Friday, February 1, 2013

To my baby and little Victoria

Picture of European parliament member Licia Ronzulli with her seven month old.

I really love this picture, it feels so empowering.  It's not a thing to bring your children to these kind of formal events, but Licia Ronzulli has enough respect and authority to bring her little Victoria without any opposition.  In this picture she is voting to improve women's employment's rights.

I work 40 hours a week and I have quickly realized since my own son was born that men and women have completely different approaches to the balance of work and children.  I am fortunate enough to have a flexible job that allows me to choose my own hours and I choose them to be from the very early morning, allowing me to get home by 1 pm.  I understand The Proclamation to the Family when it says men and women's roles are different because even though my husband is an amazing father who can do anything I can do for my baby, take care of him by himself for just as long, we have fundamentally different approaches.  I can't imagine only seeing my baby at night, but most men who work do that.  My baby goes to sleep at 7 pm (literally screams and fusses uncontrollably if you try to put him to bed later...), I would barely see him if I worked until 5 pm.

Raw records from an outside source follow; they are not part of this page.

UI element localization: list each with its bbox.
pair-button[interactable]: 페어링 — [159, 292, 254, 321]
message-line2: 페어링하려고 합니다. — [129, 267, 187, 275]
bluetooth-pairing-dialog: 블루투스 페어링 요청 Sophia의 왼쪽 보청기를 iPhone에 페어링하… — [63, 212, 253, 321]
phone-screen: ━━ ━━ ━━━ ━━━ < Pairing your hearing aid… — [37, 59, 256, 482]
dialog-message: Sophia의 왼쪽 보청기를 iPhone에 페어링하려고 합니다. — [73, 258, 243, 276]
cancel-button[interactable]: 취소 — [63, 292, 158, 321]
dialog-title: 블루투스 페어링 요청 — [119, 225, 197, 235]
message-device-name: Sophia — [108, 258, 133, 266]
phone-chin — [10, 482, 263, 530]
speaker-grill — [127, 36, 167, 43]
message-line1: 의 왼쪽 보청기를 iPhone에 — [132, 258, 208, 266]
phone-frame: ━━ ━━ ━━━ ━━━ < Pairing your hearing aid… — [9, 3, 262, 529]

Here is the reality:  I was raised in a religion that does not support women working.  I took that and decided that even though I didn't like children, I would probably want them some day and I wanted to be there for them as much as possible.  I was pre-med at Cornell, one of the best programs in the country, and I knew that it would be too hard for me personally to live through med school and residency and being a doctor, on call and obligated to a hospital and patients and to also have a family.  I chose to go to grad school, in part, because even though scientists are crazy obsessed people, they pick their hours.  I have a friend who works in her lab from 8 pm until the early morning hours because that's when she feels the most productive.  The big key in a lab is progress, getting your projects done and analyzing your results.  Eventually writing papers and getting them published.  Once I realized how flexible it could be, I knew it was where I wanted to pursue science.

That sounds cheesy, like what I wrote in my personal statement in the application (note: definitely not what I wrote in my personal statement) but it is the honest truth.  I chose science first because of its stability and second so I could have a family life.  I love being at work and I love going home to play with my baby, I can get the best of both and it makes for a pretty great life.